Not to his face, anyhow.
Just occurred to me that Denzel is not necessarily an entirely ridiculous name. I started applying it to my mother's husband years before I'd ever heard of Denzel Washington (a fine actor).

Friday, September 20, 2002

All the best stories have titles. All the worst holidays end up with titles. When I get together with my family for a holiday, I am always hoping not to end up with one that we'll have given a title to a few years down the road. For example: "The Thanksgiving Denzel Brought Home an Armload of Guns." There have been a handful of times in my life when I've been really afraid, and this time had to be somewhere in the top five at least.

Denzel (not his real name, but it's equally ridiculous) was my mother's husband from the time I was about 17 until I was 31 or so. He was one of those really awful controlling alcoholic violent people that are just not a hell of a lot of fun to be around.

James Ruppert was this guy who murdered 11 of his family members on Easter Sunday in 1975 in Hamilton, Ohio.

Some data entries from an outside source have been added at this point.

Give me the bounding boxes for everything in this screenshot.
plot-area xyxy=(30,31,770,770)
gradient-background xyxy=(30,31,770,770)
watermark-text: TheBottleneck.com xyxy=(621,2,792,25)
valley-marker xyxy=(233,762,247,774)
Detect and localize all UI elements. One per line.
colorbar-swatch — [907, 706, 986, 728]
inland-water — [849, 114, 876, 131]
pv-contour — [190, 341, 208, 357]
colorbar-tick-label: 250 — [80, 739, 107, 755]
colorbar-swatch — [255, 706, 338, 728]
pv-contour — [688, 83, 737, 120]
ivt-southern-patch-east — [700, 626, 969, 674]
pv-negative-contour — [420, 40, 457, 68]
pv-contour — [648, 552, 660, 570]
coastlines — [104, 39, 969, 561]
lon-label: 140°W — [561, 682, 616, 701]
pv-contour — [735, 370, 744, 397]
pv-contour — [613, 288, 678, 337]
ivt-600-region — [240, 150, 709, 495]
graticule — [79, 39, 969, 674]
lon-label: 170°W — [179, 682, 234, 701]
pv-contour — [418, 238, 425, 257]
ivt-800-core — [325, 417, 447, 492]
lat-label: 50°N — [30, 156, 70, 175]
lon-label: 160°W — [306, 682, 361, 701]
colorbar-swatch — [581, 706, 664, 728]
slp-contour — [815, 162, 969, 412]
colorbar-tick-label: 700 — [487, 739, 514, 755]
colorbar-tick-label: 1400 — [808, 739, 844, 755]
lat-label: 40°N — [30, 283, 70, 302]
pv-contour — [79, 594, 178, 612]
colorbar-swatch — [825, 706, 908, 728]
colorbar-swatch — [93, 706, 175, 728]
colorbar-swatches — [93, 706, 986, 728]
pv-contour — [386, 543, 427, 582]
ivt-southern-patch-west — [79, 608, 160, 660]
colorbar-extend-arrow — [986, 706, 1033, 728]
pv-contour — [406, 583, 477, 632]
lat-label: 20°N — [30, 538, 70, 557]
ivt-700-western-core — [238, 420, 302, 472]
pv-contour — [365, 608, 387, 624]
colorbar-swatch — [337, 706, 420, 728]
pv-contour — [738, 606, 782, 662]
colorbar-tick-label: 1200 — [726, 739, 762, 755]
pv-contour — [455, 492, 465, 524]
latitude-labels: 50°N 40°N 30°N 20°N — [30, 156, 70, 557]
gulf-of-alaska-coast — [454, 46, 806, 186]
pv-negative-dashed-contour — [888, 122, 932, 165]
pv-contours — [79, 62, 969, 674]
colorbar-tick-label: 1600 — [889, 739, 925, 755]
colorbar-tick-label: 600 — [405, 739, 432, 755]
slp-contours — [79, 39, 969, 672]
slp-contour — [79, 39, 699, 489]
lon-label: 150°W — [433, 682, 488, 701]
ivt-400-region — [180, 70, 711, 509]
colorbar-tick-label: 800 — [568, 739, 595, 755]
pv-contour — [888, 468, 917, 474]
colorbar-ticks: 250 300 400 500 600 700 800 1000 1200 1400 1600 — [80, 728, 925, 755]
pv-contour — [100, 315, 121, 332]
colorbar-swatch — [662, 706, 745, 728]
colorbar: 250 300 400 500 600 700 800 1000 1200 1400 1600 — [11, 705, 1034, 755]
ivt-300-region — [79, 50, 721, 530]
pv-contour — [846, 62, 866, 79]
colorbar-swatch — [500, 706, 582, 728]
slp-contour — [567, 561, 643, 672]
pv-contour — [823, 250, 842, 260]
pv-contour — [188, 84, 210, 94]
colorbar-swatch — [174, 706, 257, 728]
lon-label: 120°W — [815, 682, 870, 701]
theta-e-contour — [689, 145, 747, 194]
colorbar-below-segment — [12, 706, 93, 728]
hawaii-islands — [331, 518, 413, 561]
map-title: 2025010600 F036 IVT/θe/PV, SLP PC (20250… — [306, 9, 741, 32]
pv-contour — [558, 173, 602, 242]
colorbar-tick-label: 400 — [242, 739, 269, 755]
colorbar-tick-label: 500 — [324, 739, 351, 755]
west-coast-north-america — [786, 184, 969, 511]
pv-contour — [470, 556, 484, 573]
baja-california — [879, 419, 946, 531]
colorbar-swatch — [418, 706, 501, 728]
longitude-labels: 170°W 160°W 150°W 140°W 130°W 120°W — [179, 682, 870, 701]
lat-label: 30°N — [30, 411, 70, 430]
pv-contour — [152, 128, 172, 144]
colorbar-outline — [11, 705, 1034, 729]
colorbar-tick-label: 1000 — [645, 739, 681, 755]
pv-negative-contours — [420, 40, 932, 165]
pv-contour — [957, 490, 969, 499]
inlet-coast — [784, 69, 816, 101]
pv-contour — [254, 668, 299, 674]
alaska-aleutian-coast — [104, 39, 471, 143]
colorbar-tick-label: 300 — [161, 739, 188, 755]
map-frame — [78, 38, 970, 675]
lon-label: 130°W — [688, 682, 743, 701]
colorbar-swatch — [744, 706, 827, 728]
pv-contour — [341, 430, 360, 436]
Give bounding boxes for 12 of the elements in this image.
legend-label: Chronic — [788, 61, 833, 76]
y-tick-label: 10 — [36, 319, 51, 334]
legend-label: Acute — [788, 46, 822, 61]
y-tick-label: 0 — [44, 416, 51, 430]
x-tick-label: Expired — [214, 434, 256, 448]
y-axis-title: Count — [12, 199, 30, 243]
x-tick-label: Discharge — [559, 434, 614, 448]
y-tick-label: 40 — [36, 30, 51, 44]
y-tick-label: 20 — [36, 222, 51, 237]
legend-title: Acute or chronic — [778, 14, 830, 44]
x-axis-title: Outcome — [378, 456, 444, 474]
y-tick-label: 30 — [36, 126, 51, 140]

This may seem irrelevent, but it isn't.

During my mom's marriage to Denzel, every time we went to her house for a holiday dinner, events would follow pretty much the same pattern: Denzel would head for the bar and start drinking, my mother and my sisters and I would have dinner and enjoy one another's company, then Denzel would come home drunk and start some obnoxious huge fight with my mother that sometimes ended in violence. I had started to worry that one of these days, he was going to come home drunk and just shoot us all, a la James Ruppert. Every holiday that went by, I was more convinced that we were all goners. I started to refer to our eventual murders as Denzel 'pulling a Ruppert'.

So on this one Thanksgiving when I was in my very early twenties, we'd followed the usual pattern. Denzel had gone to get drunk, we'd had dinner, and I was sitting around afterwards feeling nervous and uneasy. We heard a car pull into the driveway and my sister went to look out. My mother asked, "who is it?" and my sister replied, without the slightest trace of alarm, "It's Denzel and he's carrying a bunch of guns." I was immediately on my feet and on the way out the sliding glass back door until I realized that no one else was running. So I stopped. And Denzel came in with his guns, went to his room, and didn't come out for the rest of the evening while we carried on visiting with each other.

So I guess what I learned was that my intuition wasn't all that great, because I sincerely thought we were all going to be shot, and it turned out to be the most peaceful holiday we'd had in years. And I also learned that even I didn't trust my own intuition. I stopped moving out the door when I realized no one else was coming, despite my entire being telling me to run. If he'd come out shooting, I would have ended up dead from the peer pressure to not run away. That would've pissed me right off too.
I love a good story. I love hearing them and I love telling them. Sometimes I think going through unpleasant experiences is almost worthwhile if you come out of it with a good story to tell. So I plan to tell stories here. Some of them will be my stories -- things which I've seen or experienced, some of them will be stories that others have told me, and probably I'll end up telling stories that I heard somewhere out in the world and which I thought were cool. This isn't going to be all uplifting or humorous stuff, although probably some of it will be. At least some of it will be humorous -- uplifting I'm not so sure about.

Basic facts about me just to give some background: I'm 38, a lesbian/mom/artist type person living in the deep south amongst the Baptists and Republicans. I come from people who if they aren't exactly poor white trash, aren't too far removed from that. I was freakishly smart as a kid and somehow grew into something of an underachiever as an adult. So that's who I am. More or less. I left out a lot of traits -- a lot of good ones, but I don't think all that's really necessary anyway.